Learning-based inertial odometry has achieved remarkable progress in pedestrian navigation. However, extending these methods to quadruped robots remains challenging due to their distinct and highly dynamic motion patterns. Models that perform well on pedestrian data often experience severe degradation when deployed on legged platforms. To tackle this challenge, we introduce X-IONet, a cross-platform inertial odometry framework that operates solely using a single Inertial Measurement Unit (IMU). X-IONet incorporates a rule-based expert selection module to classify motion platforms and route IMU sequences to platform-specific expert networks. The displacement prediction network features a dual-stage attention architecture that jointly models long-range temporal dependencies and inter-axis correlations, enabling accurate motion representation. It outputs both displacement and associated uncertainty, which are further fused through an Extended Kalman Filter (EKF) for robust state estimation. Extensive experiments on public pedestrian datasets and a self-collected quadruped robot dataset demonstrate that X-IONet achieves state-of-the-art performance, reducing Absolute Trajectory Error (ATE) by 14.3% and Relative Trajectory Error (RTE) by 11.4% on pedestrian data, and by 52.8% and 41.3% on quadruped robot data. These results highlight the effectiveness of X-IONet in advancing accurate and robust inertial navigation across both human and legged robot platforms.

Paper Structure

This paper contains 20 sections, 22 equations, 5 figures, 5 tables.

Figures (5)

  • Figure 1: Cross-Platform Inertial Odometry Network for pedestrians and quadruped robots.

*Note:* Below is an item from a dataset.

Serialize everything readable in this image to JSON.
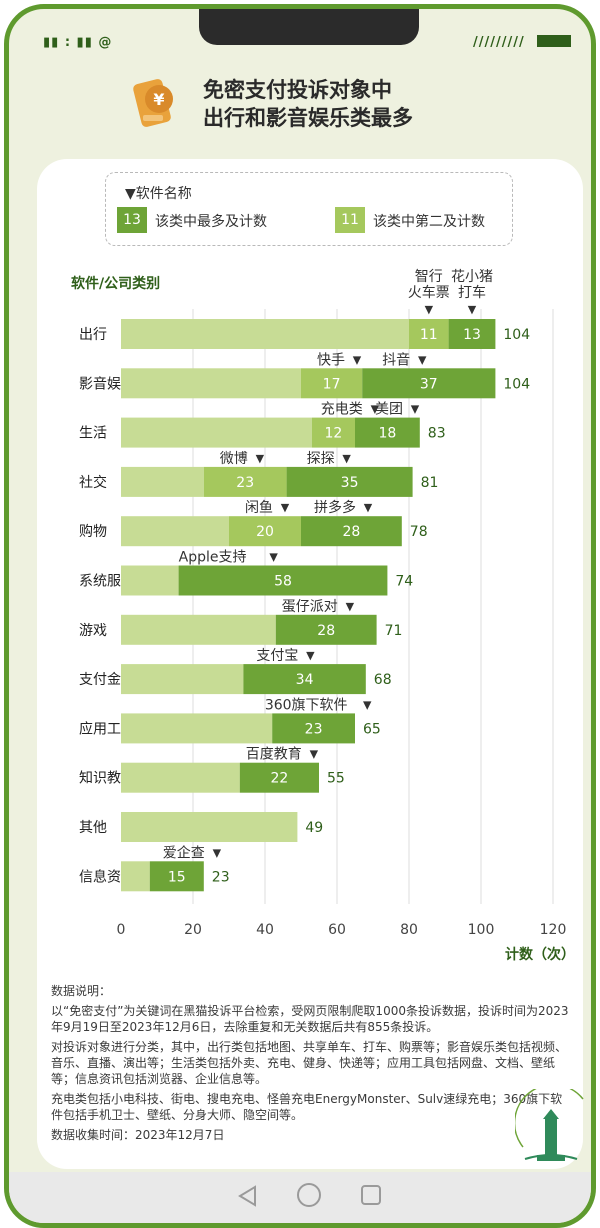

The temporal and frequency-domain visualizations reveal distinct differences between pedestrian and quadruped inertial signals.
  • Figure 2: Overall framework of the proposed X-IONet framework. The raw inertial data are rotated using the attitude estimated by EKF and then fed into a rule-based expert selection network to identify the motion platform. The data are routed to a displacement prediction network to regress displacement and uncertainty. The predicted results are refined through the EKF to achieve accurate and robust cross-platform inertial odometry.
  • Figure 3: The quadruped robot used in the experiments.
  • Figure 4: Trajectory comparisons of partial experimental results. The top three trajectory plots illustrate the comparisons of different methods on the Go2_Easy_01, Go2_Medium_02, and Go2_Hard_02, while the bottom three plots correspond to the RoNIN_a037_1, RoNIN_a038_2, and RoNIN_a044_2. In the figures, darker and thicker trajectories indicate a closer match to the ground-truth motion paths. Each image highlights selected regions with magnified details to better illustrate the differences among the methods.
  • Figure 5: The trajectory of the quadruped robot predicted using the pedestrian model.